Malheureusement, peu de professionnels de la santé prennent le temps de bien expliquer cette réalité à leurs patients ou ignorent l’existence de ces preuves scientifiques. Il n’est pas surprenant que certaines personnes perçoivent des changements normaux comme une maladie dégénérative grave. Cela entraîne de l’anxiété inutile vis-à-vis les activités en craignant d’aggraver « l’usure ».

Références :

[1] BRINJIKJI, W., LUETMER, P. H., COMSTOCK, B., et al. Systematic literature review of imaging features of spinal degeneration in asymptomatic populations. American Journal of Neuroradiology, 2015, vol. 36, no 4, p. 811-816.

[2] OKADA, Eijiro, MATSUMOTO, Morio, FUJIWARA, Hirokazu, et al. Disc degeneration of cervical spine on MRI in patients with lumbar disc herniation: comparison study with asymptomatic volunteers. European Spine Journal, 2011, vol. 20, no 4, p. 585-591.

[3] BEDSON, John et CROFT, Peter R. The discordance between clinical and radiographic knee osteoarthritis: a systematic search and summary of the literature. BMC musculoskeletal disorders, 2008, vol. 9, no 1, p. 116.

[4] Guermazi, A., Niu, J., Hayashi, D., Roemer, F. W., Englund, M., Neogi, T., … & Felson, D. T. (2012). Prevalence of abnormalities in knees detected by MRI in adults without knee osteoarthritis: population based observational study (Framingham Osteoarthritis Study). Bmj, 345, e5339.

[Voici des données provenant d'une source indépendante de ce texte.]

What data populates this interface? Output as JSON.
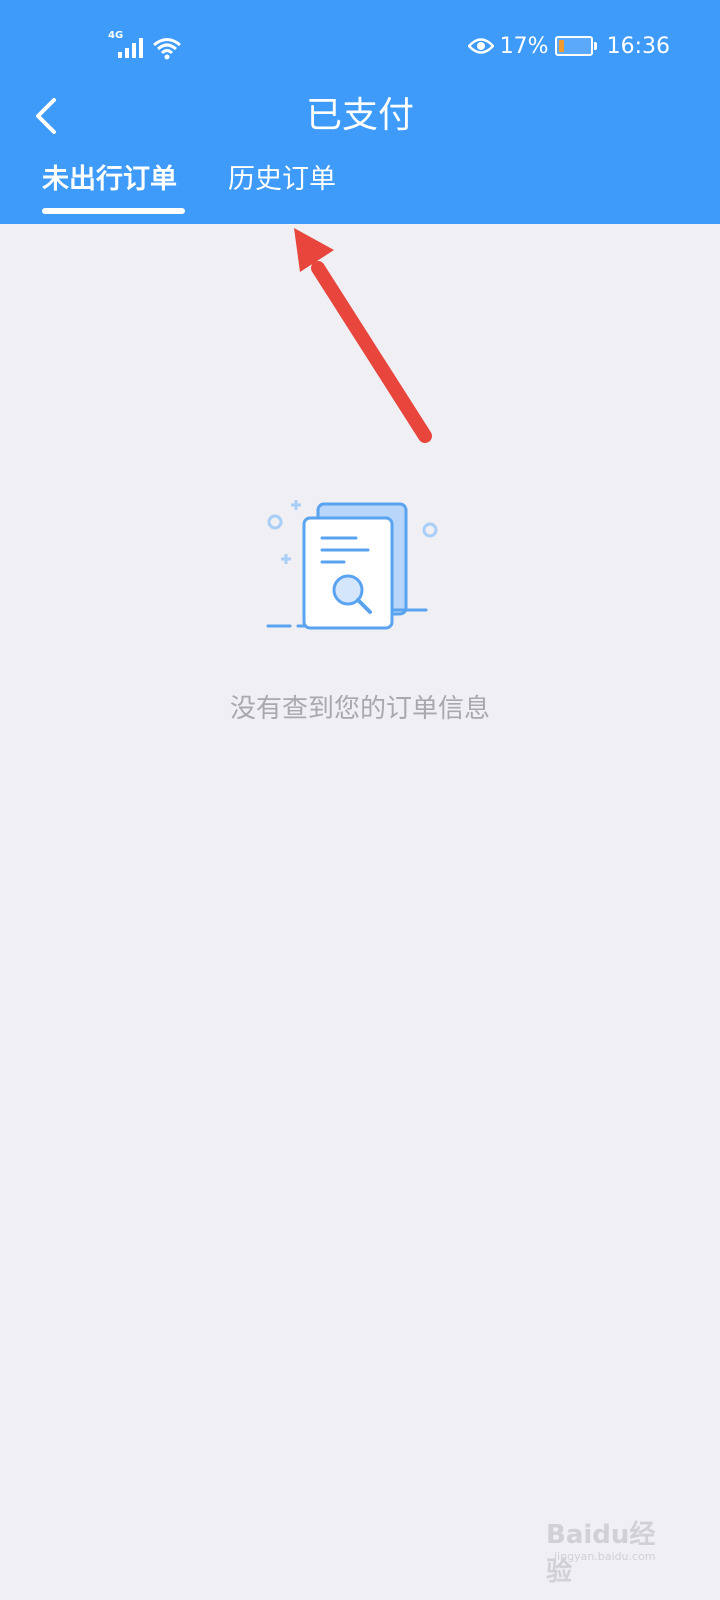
{
  "status_bar": {
    "network": "4G",
    "battery_percent": "17%",
    "battery_level": 0.17,
    "time": "16:36",
    "icons": [
      "signal-icon",
      "wifi-icon",
      "eye-icon",
      "battery-icon"
    ]
  },
  "header": {
    "title": "已支付",
    "back_icon": "chevron-left-icon"
  },
  "tabs": [
    {
      "label": "未出行订单",
      "active": true
    },
    {
      "label": "历史订单",
      "active": false
    }
  ],
  "empty_state": {
    "icon": "document-search-icon",
    "message": "没有查到您的订单信息"
  },
  "watermark": {
    "text": "Baidu经验",
    "sub": "jingyan.baidu.com"
  },
  "colors": {
    "header": "#3e9bf9",
    "background": "#efeff4",
    "annotation_arrow": "#e8453c",
    "illustration": "#5aa3f0"
  }
}
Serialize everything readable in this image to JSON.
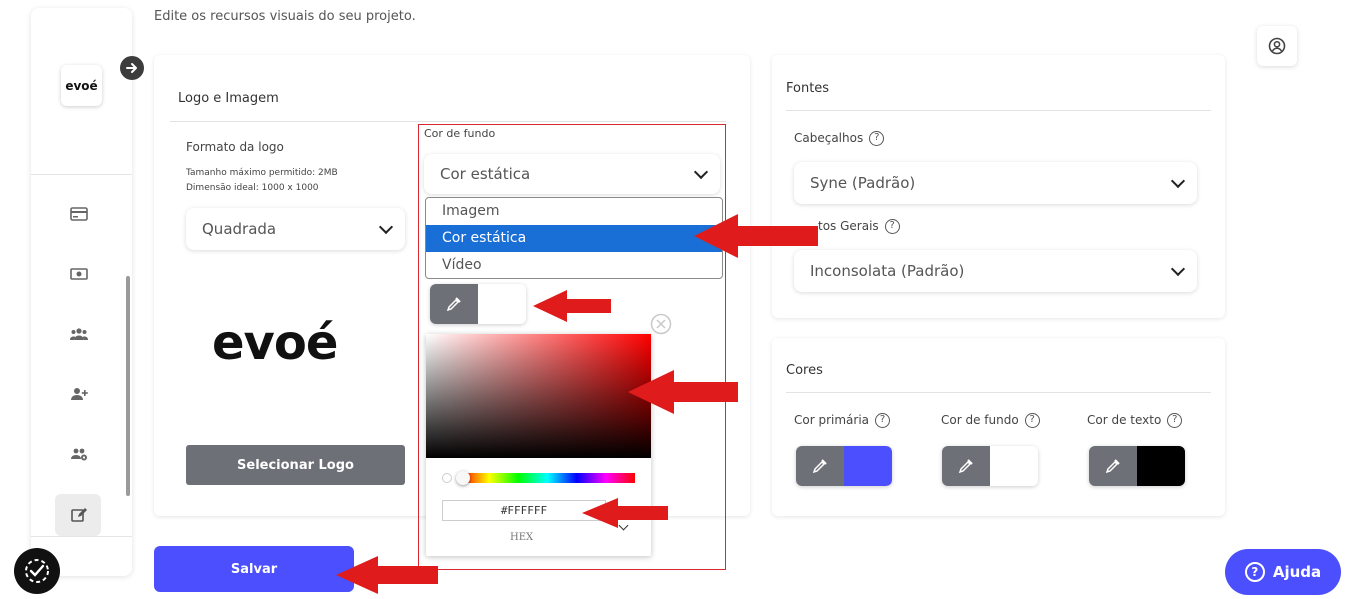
{
  "header": {
    "subtitle": "Edite os recursos visuais do seu projeto."
  },
  "sidebar": {
    "logo_text": "evoé",
    "items": [
      {
        "icon": "card-icon"
      },
      {
        "icon": "money-icon"
      },
      {
        "icon": "users-icon"
      },
      {
        "icon": "user-add-icon"
      },
      {
        "icon": "group-settings-icon"
      },
      {
        "icon": "edit-icon",
        "active": true
      }
    ]
  },
  "logo_panel": {
    "title": "Logo e Imagem",
    "format_label": "Formato da logo",
    "max_size": "Tamanho máximo permitido: 2MB",
    "ideal_dim": "Dimensão ideal: 1000 x 1000",
    "format_value": "Quadrada",
    "preview_text": "evoé",
    "select_button": "Selecionar Logo"
  },
  "background": {
    "label": "Cor de fundo",
    "selected": "Cor estática",
    "options": [
      "Imagem",
      "Cor estática",
      "Vídeo"
    ],
    "picker": {
      "hex_value": "#FFFFFF",
      "mode_label": "HEX"
    }
  },
  "fonts_panel": {
    "title": "Fontes",
    "headers_label": "Cabeçalhos",
    "headers_value": "Syne (Padrão)",
    "general_label": "Textos Gerais",
    "general_label_visible": "tos Gerais",
    "general_value": "Inconsolata (Padrão)"
  },
  "colors_panel": {
    "title": "Cores",
    "items": [
      {
        "label": "Cor primária",
        "color": "#4c4ffe"
      },
      {
        "label": "Cor de fundo",
        "color": "#ffffff"
      },
      {
        "label": "Cor de texto",
        "color": "#000000"
      }
    ]
  },
  "save_button": "Salvar",
  "help_button": "Ajuda",
  "colors": {
    "accent": "#4c4ffe",
    "highlight": "#1a6fd6",
    "annotation": "#e01b1b"
  }
}
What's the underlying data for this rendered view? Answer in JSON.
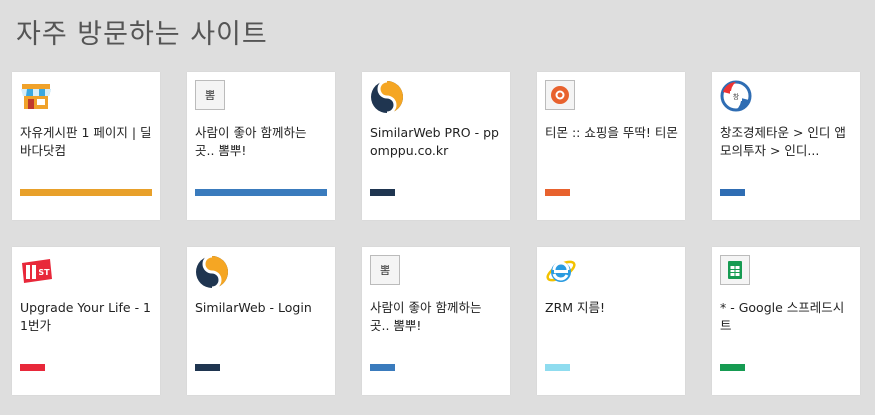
{
  "page": {
    "title": "자주 방문하는 사이트"
  },
  "tiles": [
    {
      "label": "자유게시판 1 페이지 | 딜바다닷컴",
      "icon": "store-icon",
      "color": "#e8a02a",
      "bar": "full"
    },
    {
      "label": "사람이 좋아 함께하는 곳.. 뽐뿌!",
      "icon": "ppomppu-icon",
      "icon_text": "뽐",
      "color": "#3a7bbd",
      "bar": "full"
    },
    {
      "label": "SimilarWeb PRO - ppomppu.co.kr",
      "icon": "similarweb-icon",
      "color": "#1f3550",
      "bar": "short"
    },
    {
      "label": "티몬 :: 쇼핑을 뚜딱! 티몬",
      "icon": "tmon-icon",
      "color": "#e8622e",
      "bar": "short"
    },
    {
      "label": "창조경제타운 > 인디 앱 모의투자 > 인디...",
      "icon": "creative-economy-icon",
      "color": "#2f6db3",
      "bar": "short"
    },
    {
      "label": "Upgrade Your Life - 11번가",
      "icon": "11st-icon",
      "color": "#e8283a",
      "bar": "short"
    },
    {
      "label": "SimilarWeb - Login",
      "icon": "similarweb-icon",
      "color": "#1f3550",
      "bar": "short"
    },
    {
      "label": "사람이 좋아 함께하는 곳.. 뽐뿌!",
      "icon": "ppomppu-icon",
      "icon_text": "뽐",
      "color": "#3a7bbd",
      "bar": "short"
    },
    {
      "label": "ZRM 지름!",
      "icon": "internet-explorer-icon",
      "color": "#8fdcef",
      "bar": "short"
    },
    {
      "label": "* - Google 스프레드시트",
      "icon": "google-sheets-icon",
      "color": "#169b52",
      "bar": "short"
    }
  ]
}
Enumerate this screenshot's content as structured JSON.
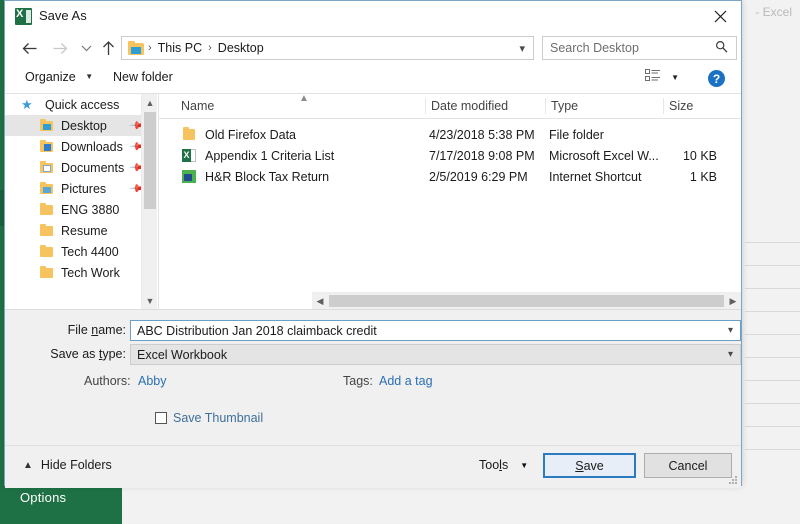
{
  "window": {
    "title": "Save As",
    "app_icon": "excel-icon",
    "close_icon": "close-icon",
    "excel_title_remnant": "- Excel",
    "backstage_options_label": "Options"
  },
  "nav": {
    "back_icon": "arrow-left-icon",
    "forward_icon": "arrow-right-icon",
    "recent_icon": "chevron-down-icon",
    "up_icon": "arrow-up-icon",
    "refresh_icon": "refresh-icon",
    "breadcrumb": [
      "This PC",
      "Desktop"
    ],
    "breadcrumb_separator": "›",
    "address_caret_icon": "chevron-down-icon",
    "search_placeholder": "Search Desktop",
    "search_icon": "search-icon"
  },
  "commandbar": {
    "organize_label": "Organize",
    "organize_caret": "▼",
    "new_folder_label": "New folder",
    "view_icon": "view-list-icon",
    "view_caret": "▼",
    "help_icon": "help-icon",
    "help_label": "?"
  },
  "navpane": {
    "scroll_up_icon": "chevron-up-icon",
    "scroll_down_icon": "chevron-down-icon",
    "items": [
      {
        "label": "Quick access",
        "icon": "star-icon",
        "pinned": false,
        "selected": false,
        "indent": false
      },
      {
        "label": "Desktop",
        "icon": "folder-desktop-icon",
        "pinned": true,
        "selected": true,
        "indent": true
      },
      {
        "label": "Downloads",
        "icon": "folder-downloads-icon",
        "pinned": true,
        "selected": false,
        "indent": true
      },
      {
        "label": "Documents",
        "icon": "folder-documents-icon",
        "pinned": true,
        "selected": false,
        "indent": true
      },
      {
        "label": "Pictures",
        "icon": "folder-pictures-icon",
        "pinned": true,
        "selected": false,
        "indent": true
      },
      {
        "label": "ENG 3880",
        "icon": "folder-icon",
        "pinned": false,
        "selected": false,
        "indent": true
      },
      {
        "label": "Resume",
        "icon": "folder-icon",
        "pinned": false,
        "selected": false,
        "indent": true
      },
      {
        "label": "Tech 4400",
        "icon": "folder-icon",
        "pinned": false,
        "selected": false,
        "indent": true
      },
      {
        "label": "Tech Work",
        "icon": "folder-icon",
        "pinned": false,
        "selected": false,
        "indent": true
      }
    ]
  },
  "filelist": {
    "columns": {
      "name": "Name",
      "date_modified": "Date modified",
      "type": "Type",
      "size": "Size"
    },
    "sort_indicator_icon": "chevron-up-icon",
    "rows": [
      {
        "name": "Old Firefox Data",
        "icon": "folder-icon",
        "date_modified": "4/23/2018 5:38 PM",
        "type": "File folder",
        "size": ""
      },
      {
        "name": "Appendix 1 Criteria List",
        "icon": "excel-file-icon",
        "date_modified": "7/17/2018 9:08 PM",
        "type": "Microsoft Excel W...",
        "size": "10 KB"
      },
      {
        "name": "H&R Block Tax Return",
        "icon": "internet-shortcut-icon",
        "date_modified": "2/5/2019 6:29 PM",
        "type": "Internet Shortcut",
        "size": "1 KB"
      }
    ],
    "hscroll_left_icon": "chevron-left-icon",
    "hscroll_right_icon": "chevron-right-icon"
  },
  "form": {
    "file_name_label_pre": "File ",
    "file_name_label_accel": "n",
    "file_name_label_post": "ame:",
    "file_name_value": "ABC Distribution Jan 2018 claimback credit",
    "save_as_type_label_pre": "Save as ",
    "save_as_type_label_accel": "t",
    "save_as_type_label_post": "ype:",
    "save_as_type_value": "Excel Workbook",
    "dropdown_icon": "chevron-down-icon",
    "authors_label": "Authors:",
    "authors_value": "Abby",
    "tags_label": "Tags:",
    "tags_value": "Add a tag",
    "save_thumbnail_label": "Save Thumbnail",
    "save_thumbnail_checked": false
  },
  "footer": {
    "hide_folders_label": "Hide Folders",
    "hide_folders_icon": "chevron-up-icon",
    "tools_label_pre": "Too",
    "tools_label_accel": "l",
    "tools_label_post": "s",
    "tools_caret": "▼",
    "save_label_pre": "",
    "save_label_accel": "S",
    "save_label_post": "ave",
    "cancel_label": "Cancel",
    "resize_grip_icon": "resize-grip-icon"
  },
  "colors": {
    "excel_green": "#217346",
    "accent_blue": "#2a7bc0",
    "link_blue": "#2b6fb5",
    "selection_gray": "#e5e5e5"
  }
}
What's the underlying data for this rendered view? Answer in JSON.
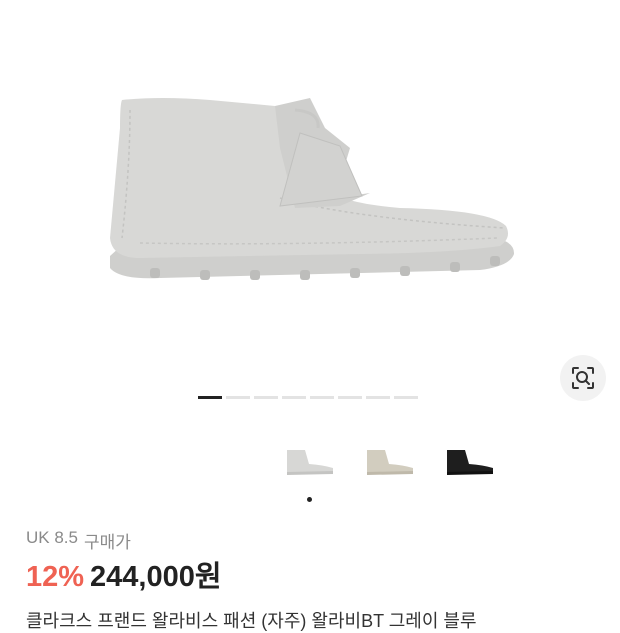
{
  "gallery": {
    "page_count": 8,
    "current_page": 1,
    "lens_icon": "image-search-icon",
    "thumbnails": [
      {
        "name": "grey-boot",
        "color": "#d7d7d5"
      },
      {
        "name": "sand-boot",
        "color": "#d2cdbf"
      },
      {
        "name": "black-boot",
        "color": "#1e1e1e"
      }
    ],
    "selected_thumbnail": 1
  },
  "product": {
    "size_label": "UK 8.5",
    "price_type": "구매가",
    "discount": "12%",
    "price": "244,000원",
    "title": "클라크스 프랜드 왈라비스 패션 (자주) 왈라비BT 그레이 블루"
  },
  "colors": {
    "discount": "#ef6253",
    "boot_main": "#d5d5d3",
    "sole": "#cfcfcd"
  }
}
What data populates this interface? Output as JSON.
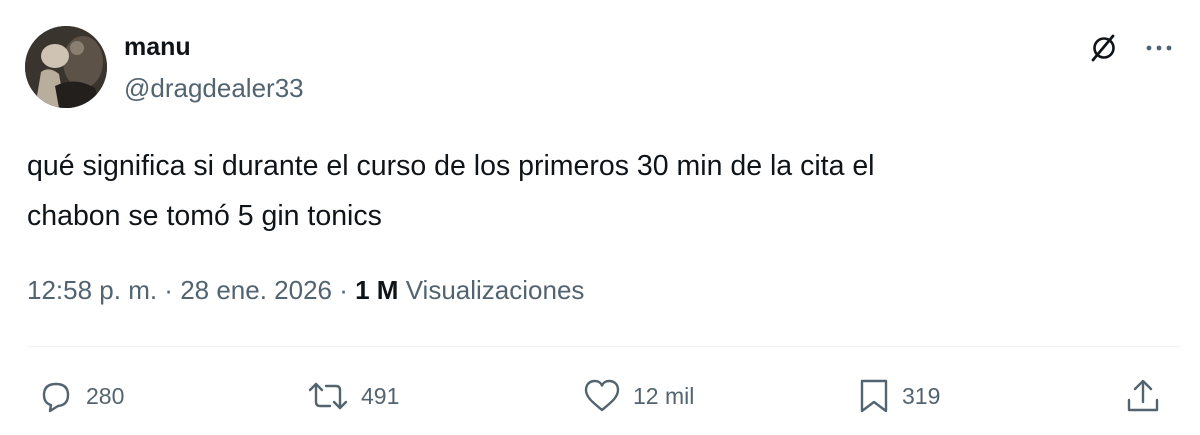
{
  "author": {
    "display_name": "manu",
    "handle": "@dragdealer33"
  },
  "tweet": {
    "text": "qué significa si durante el curso de los primeros 30 min de la cita el\nchabon se tomó 5 gin tonics"
  },
  "meta": {
    "time": "12:58 p. m.",
    "separator": " · ",
    "date": "28 ene. 2026",
    "views_count": "1 M",
    "views_label": "Visualizaciones"
  },
  "actions": {
    "reply": {
      "icon": "reply-icon",
      "count": "280"
    },
    "retweet": {
      "icon": "retweet-icon",
      "count": "491"
    },
    "like": {
      "icon": "heart-icon",
      "count": "12 mil"
    },
    "bookmark": {
      "icon": "bookmark-icon",
      "count": "319"
    },
    "share": {
      "icon": "share-icon"
    }
  },
  "header_icons": {
    "grok": "grok-icon",
    "more": "more-icon"
  },
  "colors": {
    "text_primary": "#0f1419",
    "text_secondary": "#536471",
    "divider": "#eff3f4"
  }
}
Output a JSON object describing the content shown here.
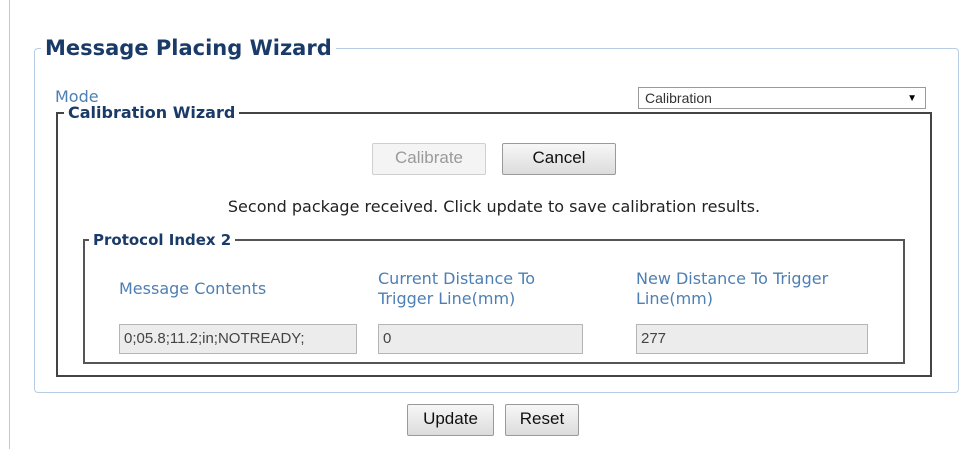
{
  "wizard": {
    "title": "Message Placing Wizard",
    "mode_label": "Mode",
    "mode_value": "Calibration",
    "calibration": {
      "title": "Calibration Wizard",
      "calibrate_label": "Calibrate",
      "cancel_label": "Cancel",
      "status_message": "Second package received. Click update to save calibration results.",
      "protocol": {
        "title": "Protocol Index 2",
        "headers": {
          "message_contents": "Message Contents",
          "current_distance": "Current Distance To Trigger Line(mm)",
          "new_distance": "New Distance To Trigger Line(mm)"
        },
        "values": {
          "message_contents": "0;05.8;11.2;in;NOTREADY;",
          "current_distance": "0",
          "new_distance": "277"
        }
      }
    }
  },
  "footer": {
    "update_label": "Update",
    "reset_label": "Reset"
  }
}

[5] SILVIS, Matthew L., MOSHER, Timothy J., SMETANA, Brandon S., et al. High prevalence of pelvic and hip magnetic resonance imaging findings in asymptomatic collegiate and professional hockey players. The American journal of sports medicine, 2011, vol. 39, no 4, p. 715-721.

[6] Barreto, R. P. G., Braman, J. P., Ludewig, P. M., Ribeiro, L. P., & Camargo, P. R. (2019). Bilateral magnetic resonance imaging findings in individuals with unilateral shoulder pain. Journal of shoulder and elbow surgery, 28(9), 1699-1706.

[7] FREDERICSON, Michael, HO, Charles, WAITE, Brandee, et al. Magnetic resonance imaging abnormalities in the shoulder and wrist joints of asymptomatic elite athletes. PM&R, 2009, vol. 1, no 2, p. 107-116.